Die Waldorfschule Chengdu ist die erste Waldorfschule in China. Sie wurde 1994 gegründet. Anders als Waldorfschulen in anderen Ländern wurde sie von Eltern gegründet. Aus Unzufriedenheit mit dem traditionellen Erziehungssystem und aus dem Wunsch heraus, dass ihre Kinder eine ordentliche Ausbildung erhalten sollten, entschieden sich die ersten drei Gründereltern eine Waldorfschule zu gründen. Bis heute haben sich viele Eltern aus den gleichen Gründen für die Waldorfpädagogik entschieden. In China, wo die Waldorfpädagogik noch relativ jung ist, schwanken die Eltern aufgrund eines unvollkommenen Bewertungssystems von Schülern und Lehrern zwischen der Erwartung, dass die Kinder eine humanistische Erziehung erhalten und dem traditionellen Bewertungssystem, was die Lehrer vor große Herausforderungen stellt, obwohl auch wir Bewertungen bereits durchführen.

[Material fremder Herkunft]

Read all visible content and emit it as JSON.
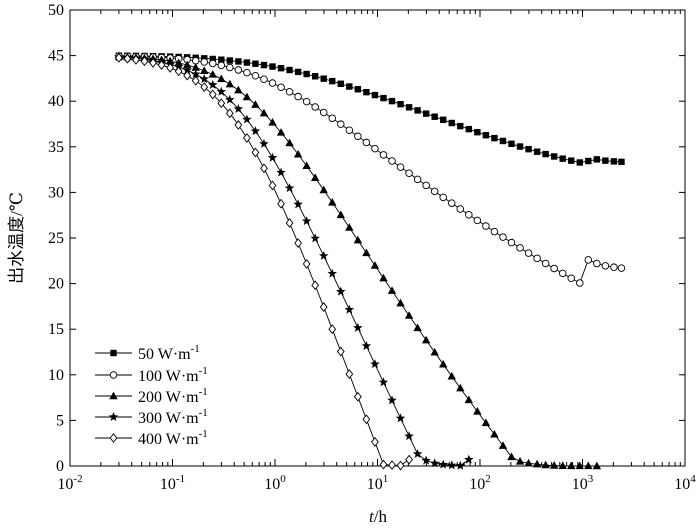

Eine weitere Herausforderung besteht darin, wie die traditionelle chinesische Kultur vermittelt werden kann. Anfangs unterrichteten die Lehrerinnen und Lehrer hauptsächlich westliche Geschichte und Kultur. Jetzt, 15 Jahre später, ist die Frage, wie man zur chinesischen Kultur steht, zu einem neuen Thema geworden.
* Der ‚Erste Lehrerkurs‘ umfasst die Vorträge von Rudolf Steiner zur „Menschenkunde“, „Methodisch-Didaktisches“ und „Seminarbesprechungen“. Die Kernfragen sind während der Jubiläumskonferenz zum ‚Ersten Lehrerkurs“ 2019 am Goetheanum entstanden. Ein Dankeschön für die Mitarbeit geht an Claus-Peter Röh, Leiter der Pädagogischen Sektion. Das Interview führte Katharina Stemann.